Nguni rock art

In contrast to Northern Sotho rock art, the rock art made by Nguni-language speakers is predominantly engraved. This art is found throughout the KwaZulu-Natal Province in South Africa, spreading a little way into neighbouring parts of Mpumalanga and Gauteng Province.
The art comprises multiple sets of concentric circles joined by meandering lines. Researchers have shown that the circles represent homesteads â?? houses and granaries lain out around a central cattle kraal. Sometimes each hut is represented by a dot; other times a solid circle is used to evoke the ring of huts around the circular cattle kraal, which lies at the heart of the homestead.
The meandering lines represent the paths and cattle tracks linking various homesteads. The engraved tracks often wind their way across the rock surface to prominent circular depressions in the rock, as if these depressions evoke the waterholes where cattle drink.
The vast majority of the settlement pattern engravings follow the central cattle pattern form that is distinctive of Nguni settlements in South Africa. Judging by the overall distribution, the majority of this art was made by ancestors of modern-day Zulu-speakers and other closely related groups.

On the periphery of the area in which these engravings are found, such as in the Magaliesberg hills outside of Johannesburg, one finds a few engraving sites that have settlement pattern engravings that are more Sotho or Tswana in their layout. It seems, therefore, that some Sotho-Tswana groups who were living in close interaction with Nguni groups took up this tradition.
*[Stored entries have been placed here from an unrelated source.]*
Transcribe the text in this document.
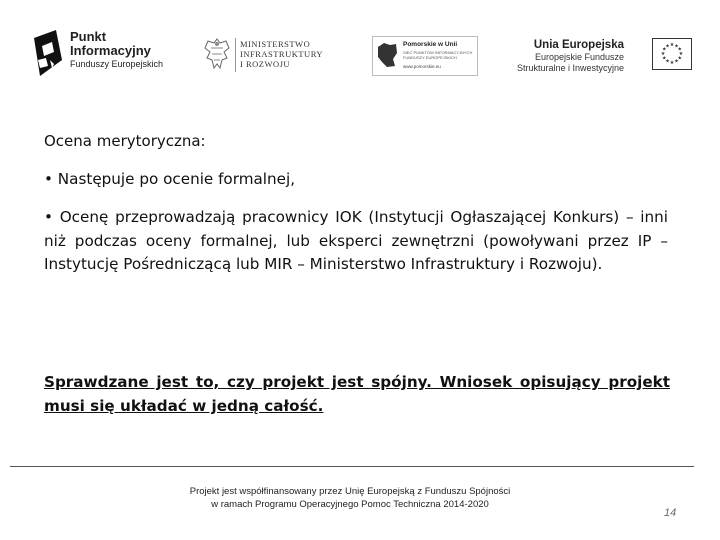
Punkt
Informacyjny
Funduszy Europejskich
MINISTERSTWO
INFRASTRUKTURY
I ROZWOJU
Pomorskie w Unii
SIEĆ PUNKTÓW INFORMACYJNYCH FUNDUSZY EUROPEJSKICH
www.pomorskie.eu
Unia Europejska
Europejskie Fundusze
Strukturalne i Inwestycyjne
★ ★
★
★
★
★
★
★
★
★
★
★
Ocena merytoryczna:
• Następuje po ocenie formalnej,
• Ocenę przeprowadzają pracownicy IOK (Instytucji Ogłaszającej Konkurs) – inni niż podczas oceny formalnej, lub eksperci zewnętrzni (powoływani przez IP – Instytucję Pośredniczącą lub MIR – Ministerstwo Infrastruktury i Rozwoju).
Sprawdzane jest to, czy projekt jest spójny. Wniosek opisujący projekt musi się układać w jedną całość.
Projekt jest współfinansowany przez Unię Europejską z Funduszu Spójności
w ramach Programu Operacyjnego Pomoc Techniczna 2014-2020
14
The rationale behind the making of these engravings remains somewhat uncertain, though the widespread distribution and regularity in subjects suggests that this art links to a central and repeated traditional Zulu practice, and that the making rock art was highly ritualised.
Given the repeated association of African farmer rock art with initiation rituals, this seems the most likely context for the creation of this art. Under the rule of King Shaka, and at his insistence, most Zulu-speaking groups abandoned traditional initiation practices in the early 1800s. This may explain the demise of this rock art tradition.